Ormet: AEP is raising electric bill

HANNIBAL – Noting he believes American Electric Power will raise the company’s electric bill by $20 million a year, Ormet Chief Executive Officer Mike Tanchuk said the aluminum producer must curtail operations.

In conjunction with the Worker Adjustment and Retraining Notification Act notice Ormet filed last month, Tanchuk’s Tuesday announcement could eventually lead to the company laying off nearly 1,000 workers at the Hannibal Primary Aluminum Reduction Plant by the end of the year.

“We have been working very hard with AEP and the state of Ohio over the past several months to formulate a solution to the rising electricity prices, but unfortunately could not come to agreement for any of the alternatives developed,” Tanchuk said. “The current issue is that AEP’s electricity rates have increased so much that Ormet needs additional assistance to keep employment levels up.”

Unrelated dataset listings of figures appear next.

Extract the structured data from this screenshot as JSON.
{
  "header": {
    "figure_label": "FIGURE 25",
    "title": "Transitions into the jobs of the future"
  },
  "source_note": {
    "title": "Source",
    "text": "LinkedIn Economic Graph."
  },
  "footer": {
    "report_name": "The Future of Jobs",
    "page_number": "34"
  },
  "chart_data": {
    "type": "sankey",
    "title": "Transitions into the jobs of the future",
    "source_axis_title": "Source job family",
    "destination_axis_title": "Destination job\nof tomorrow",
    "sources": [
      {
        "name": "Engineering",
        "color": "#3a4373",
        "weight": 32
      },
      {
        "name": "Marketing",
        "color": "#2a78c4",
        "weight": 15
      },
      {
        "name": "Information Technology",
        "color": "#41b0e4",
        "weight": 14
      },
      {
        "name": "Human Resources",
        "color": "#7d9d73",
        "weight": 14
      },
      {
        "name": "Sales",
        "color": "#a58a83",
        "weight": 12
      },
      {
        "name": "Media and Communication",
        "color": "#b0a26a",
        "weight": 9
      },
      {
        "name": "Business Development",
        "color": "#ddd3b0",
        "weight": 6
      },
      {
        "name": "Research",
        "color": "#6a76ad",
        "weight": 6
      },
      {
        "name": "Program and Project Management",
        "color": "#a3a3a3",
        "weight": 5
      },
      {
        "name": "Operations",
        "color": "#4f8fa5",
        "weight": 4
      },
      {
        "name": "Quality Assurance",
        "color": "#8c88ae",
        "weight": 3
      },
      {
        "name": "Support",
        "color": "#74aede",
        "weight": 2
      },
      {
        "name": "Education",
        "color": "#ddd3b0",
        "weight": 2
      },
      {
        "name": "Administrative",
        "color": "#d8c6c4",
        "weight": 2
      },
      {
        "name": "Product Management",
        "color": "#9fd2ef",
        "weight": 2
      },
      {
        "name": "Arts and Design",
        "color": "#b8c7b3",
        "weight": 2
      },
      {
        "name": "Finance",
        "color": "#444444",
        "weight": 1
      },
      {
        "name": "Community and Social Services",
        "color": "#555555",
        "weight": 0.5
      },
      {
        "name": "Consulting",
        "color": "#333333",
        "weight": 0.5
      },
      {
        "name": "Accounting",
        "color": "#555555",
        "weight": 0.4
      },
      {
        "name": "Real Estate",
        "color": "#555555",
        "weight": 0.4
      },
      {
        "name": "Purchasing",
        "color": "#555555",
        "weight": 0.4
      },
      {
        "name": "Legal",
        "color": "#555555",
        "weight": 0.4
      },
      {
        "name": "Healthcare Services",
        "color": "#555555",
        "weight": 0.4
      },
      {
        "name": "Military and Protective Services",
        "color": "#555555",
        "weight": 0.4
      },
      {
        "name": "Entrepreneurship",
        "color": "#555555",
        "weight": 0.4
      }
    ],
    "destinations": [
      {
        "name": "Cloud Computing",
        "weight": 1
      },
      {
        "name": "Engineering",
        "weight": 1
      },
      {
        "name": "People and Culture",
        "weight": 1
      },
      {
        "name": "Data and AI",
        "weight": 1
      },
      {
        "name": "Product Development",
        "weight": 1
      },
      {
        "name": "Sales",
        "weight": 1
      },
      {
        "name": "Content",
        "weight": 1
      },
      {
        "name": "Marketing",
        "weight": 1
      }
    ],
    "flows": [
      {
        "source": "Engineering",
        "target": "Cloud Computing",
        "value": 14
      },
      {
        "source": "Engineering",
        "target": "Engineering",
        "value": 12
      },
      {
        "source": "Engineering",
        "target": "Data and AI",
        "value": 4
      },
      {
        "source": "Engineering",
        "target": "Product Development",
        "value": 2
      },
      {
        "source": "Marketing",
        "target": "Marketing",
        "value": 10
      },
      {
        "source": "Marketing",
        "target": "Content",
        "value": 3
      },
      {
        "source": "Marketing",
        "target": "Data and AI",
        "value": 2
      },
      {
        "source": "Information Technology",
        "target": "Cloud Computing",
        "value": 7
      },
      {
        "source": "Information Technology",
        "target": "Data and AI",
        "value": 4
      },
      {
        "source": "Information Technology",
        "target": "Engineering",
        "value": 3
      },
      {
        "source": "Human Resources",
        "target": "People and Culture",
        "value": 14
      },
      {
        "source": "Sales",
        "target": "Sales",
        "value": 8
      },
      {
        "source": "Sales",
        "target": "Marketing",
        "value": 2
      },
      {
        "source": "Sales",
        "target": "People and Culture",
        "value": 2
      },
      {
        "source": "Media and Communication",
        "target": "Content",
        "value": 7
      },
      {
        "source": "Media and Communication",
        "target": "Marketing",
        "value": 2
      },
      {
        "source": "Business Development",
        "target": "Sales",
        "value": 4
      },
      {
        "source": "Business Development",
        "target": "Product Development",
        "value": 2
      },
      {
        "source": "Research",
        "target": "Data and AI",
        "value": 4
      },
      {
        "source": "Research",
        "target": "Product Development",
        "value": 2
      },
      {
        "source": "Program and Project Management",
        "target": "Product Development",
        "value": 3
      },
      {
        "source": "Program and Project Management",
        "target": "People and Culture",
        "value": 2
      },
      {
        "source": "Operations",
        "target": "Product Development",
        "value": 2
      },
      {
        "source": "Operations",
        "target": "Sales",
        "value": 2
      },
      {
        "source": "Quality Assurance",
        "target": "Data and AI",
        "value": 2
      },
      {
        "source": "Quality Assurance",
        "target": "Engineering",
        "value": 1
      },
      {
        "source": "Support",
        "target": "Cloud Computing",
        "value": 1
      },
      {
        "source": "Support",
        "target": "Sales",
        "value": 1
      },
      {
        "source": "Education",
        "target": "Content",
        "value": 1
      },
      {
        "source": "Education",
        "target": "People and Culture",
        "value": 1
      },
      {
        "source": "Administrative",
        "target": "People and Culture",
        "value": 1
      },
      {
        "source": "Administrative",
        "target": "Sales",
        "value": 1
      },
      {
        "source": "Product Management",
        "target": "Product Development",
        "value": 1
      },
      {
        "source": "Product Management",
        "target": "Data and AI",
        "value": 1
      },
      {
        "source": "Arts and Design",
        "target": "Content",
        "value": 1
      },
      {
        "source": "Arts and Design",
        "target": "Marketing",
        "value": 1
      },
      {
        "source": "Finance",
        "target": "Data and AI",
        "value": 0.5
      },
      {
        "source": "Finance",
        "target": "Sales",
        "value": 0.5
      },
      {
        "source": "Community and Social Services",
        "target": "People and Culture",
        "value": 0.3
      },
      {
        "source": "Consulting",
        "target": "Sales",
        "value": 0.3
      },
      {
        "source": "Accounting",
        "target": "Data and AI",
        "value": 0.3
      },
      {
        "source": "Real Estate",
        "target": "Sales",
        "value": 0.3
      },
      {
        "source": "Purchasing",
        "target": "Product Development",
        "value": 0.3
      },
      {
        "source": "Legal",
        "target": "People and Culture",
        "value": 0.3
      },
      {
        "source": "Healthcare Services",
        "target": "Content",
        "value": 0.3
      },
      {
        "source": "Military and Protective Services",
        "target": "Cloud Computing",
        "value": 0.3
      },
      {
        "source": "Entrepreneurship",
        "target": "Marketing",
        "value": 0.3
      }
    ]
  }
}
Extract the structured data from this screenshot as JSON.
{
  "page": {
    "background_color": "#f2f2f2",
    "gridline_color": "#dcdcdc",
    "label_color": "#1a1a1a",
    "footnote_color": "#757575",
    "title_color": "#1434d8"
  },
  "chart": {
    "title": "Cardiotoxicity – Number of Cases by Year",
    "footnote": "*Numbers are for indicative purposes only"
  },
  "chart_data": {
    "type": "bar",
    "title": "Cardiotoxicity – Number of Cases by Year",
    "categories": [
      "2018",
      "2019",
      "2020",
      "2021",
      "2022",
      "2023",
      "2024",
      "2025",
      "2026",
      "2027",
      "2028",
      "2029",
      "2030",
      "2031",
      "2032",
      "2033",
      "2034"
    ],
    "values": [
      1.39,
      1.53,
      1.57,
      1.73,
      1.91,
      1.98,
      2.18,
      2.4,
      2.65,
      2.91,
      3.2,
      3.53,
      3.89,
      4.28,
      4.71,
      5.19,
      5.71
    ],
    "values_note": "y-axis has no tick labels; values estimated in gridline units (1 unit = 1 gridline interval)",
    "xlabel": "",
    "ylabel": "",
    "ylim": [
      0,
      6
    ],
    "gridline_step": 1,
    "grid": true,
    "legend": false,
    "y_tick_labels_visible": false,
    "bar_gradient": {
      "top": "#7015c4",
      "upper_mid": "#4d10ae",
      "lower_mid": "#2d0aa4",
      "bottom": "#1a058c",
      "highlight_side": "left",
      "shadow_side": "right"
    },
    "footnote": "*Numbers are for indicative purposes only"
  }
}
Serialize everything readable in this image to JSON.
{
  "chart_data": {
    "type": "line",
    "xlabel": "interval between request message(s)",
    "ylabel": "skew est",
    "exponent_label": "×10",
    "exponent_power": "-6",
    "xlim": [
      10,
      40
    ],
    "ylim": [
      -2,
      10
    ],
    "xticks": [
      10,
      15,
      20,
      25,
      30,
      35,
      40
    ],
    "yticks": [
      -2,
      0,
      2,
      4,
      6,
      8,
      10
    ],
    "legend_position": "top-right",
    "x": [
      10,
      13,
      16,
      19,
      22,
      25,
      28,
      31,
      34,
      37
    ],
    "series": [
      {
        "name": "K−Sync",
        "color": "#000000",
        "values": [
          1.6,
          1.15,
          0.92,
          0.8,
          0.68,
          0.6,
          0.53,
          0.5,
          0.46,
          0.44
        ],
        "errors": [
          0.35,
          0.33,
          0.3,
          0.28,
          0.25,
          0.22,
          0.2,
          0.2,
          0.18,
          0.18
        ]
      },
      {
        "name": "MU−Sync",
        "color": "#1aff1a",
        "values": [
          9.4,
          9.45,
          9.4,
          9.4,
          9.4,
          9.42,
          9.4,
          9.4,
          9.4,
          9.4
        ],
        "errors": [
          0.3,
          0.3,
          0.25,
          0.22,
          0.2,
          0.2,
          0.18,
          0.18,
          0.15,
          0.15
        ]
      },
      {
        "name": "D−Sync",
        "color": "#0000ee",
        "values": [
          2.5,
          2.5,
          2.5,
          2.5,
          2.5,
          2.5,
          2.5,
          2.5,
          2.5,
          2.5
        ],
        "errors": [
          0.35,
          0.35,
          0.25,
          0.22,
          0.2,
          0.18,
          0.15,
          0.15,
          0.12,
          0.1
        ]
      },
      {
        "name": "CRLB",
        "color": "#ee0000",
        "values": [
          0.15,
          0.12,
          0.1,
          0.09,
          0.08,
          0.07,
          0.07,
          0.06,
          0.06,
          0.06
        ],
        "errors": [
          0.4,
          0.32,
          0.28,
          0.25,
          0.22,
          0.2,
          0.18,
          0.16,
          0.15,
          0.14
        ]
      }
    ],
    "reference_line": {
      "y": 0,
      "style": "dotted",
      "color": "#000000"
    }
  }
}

Initially, Tanchuk said, Ormet is going to shut down two of the six potlines at the Hannibal facility as the company continues searching for alternatives to its power supply problems. The rate increase – which AEP officials acknowledge will occur while declining to confirm its amount – is the result of a recent ruling by the Public Utilities Commission of Ohio.

Earlier this month, the PUCO decided to freeze AEP’s base generation rate at current levels until May 31, 2015. Under the terms of the order, AEP is directed to file with the PUCO a detailed competitive bidding process by Dec. 31. Customers will still see a 6 percent to 7 percent increase in monthly bills this year, but no resident or business will be responsible for more than a 12 percent increase.

Tom Byers, president of United Steelworkers Local 5724 at Ormet, said both potlines set for shutdown should be out of operation by the end of today. He emphasized Tuesday, though, that no one has been laid off to this point.

“We are just trying to get a handle on all of this. The ultimate outcome may not be good if the power rates go up by that much,” Byers said.

The WARN notice states the first round of job cuts will take place by Sept. 18, with the remainder to take place by the end of the year. It further states the “curtailment of operations and reduction in force is expected to be indefinite.”

“The current aluminum market and the dramatically increasing cost of electricity in Ohio have forced us to make additional reductions in operating levels at the Hannibal operation. The people of Ormet and the surrounding communities are very grateful for the support we have received in the past from our energy contract,” Tanchuk added Tuesday.

AEP Ohio spokesman Jeff Rennie said this energy contract has afforded Ormet discounted rates since October 2009. He said his company has been “incredibly supportive of Ormet with their very attractive electric rate arrangement …”

“We understand the challenges that rate increases can have on Ormet, given how difficult conditions are today in the global aluminum market. However, the majority of the nominal increase in AEP Ohio’s rates is for recovery of the cost of power generation fuel that was used by Ormet and other customers but has not yet been recovered, and other investments in the electric infrastructure that support our customers and Ohio’s energy economy,” Rennie said.

AEP announced plans last year to close the Kammer Plant south of Moundsville, citing increased air pollution regulation by the U.S. Environmental Protection Agency. The Kammer facility opened in the late 1950s, primarily for the purpose of supplying electricity for the Ormet plant, though it does not do this anymore. Rennie said the closing of the Kammer Plant – slated to be complete by June 1, 2015 – has nothing to do with the Ormet situation. He said Ormet would need to ask the PUCO for more assistance with power rates if the company needs it.

Ormet posted a $1.1 million net loss for the first three months of 2012, but company officials spent $1.9 million during that time to reline 22 pots at the Hannibal facility. In the first three months of the year, workers shipped 67,981 metric tons of product, compared to 58,079 tons during the same time in 2011.

Tanchuk also said the actions taken at Hannibal could impact the operating level of Ormet’s Burnside Louisiana refinery, affecting an additional 252 employees there.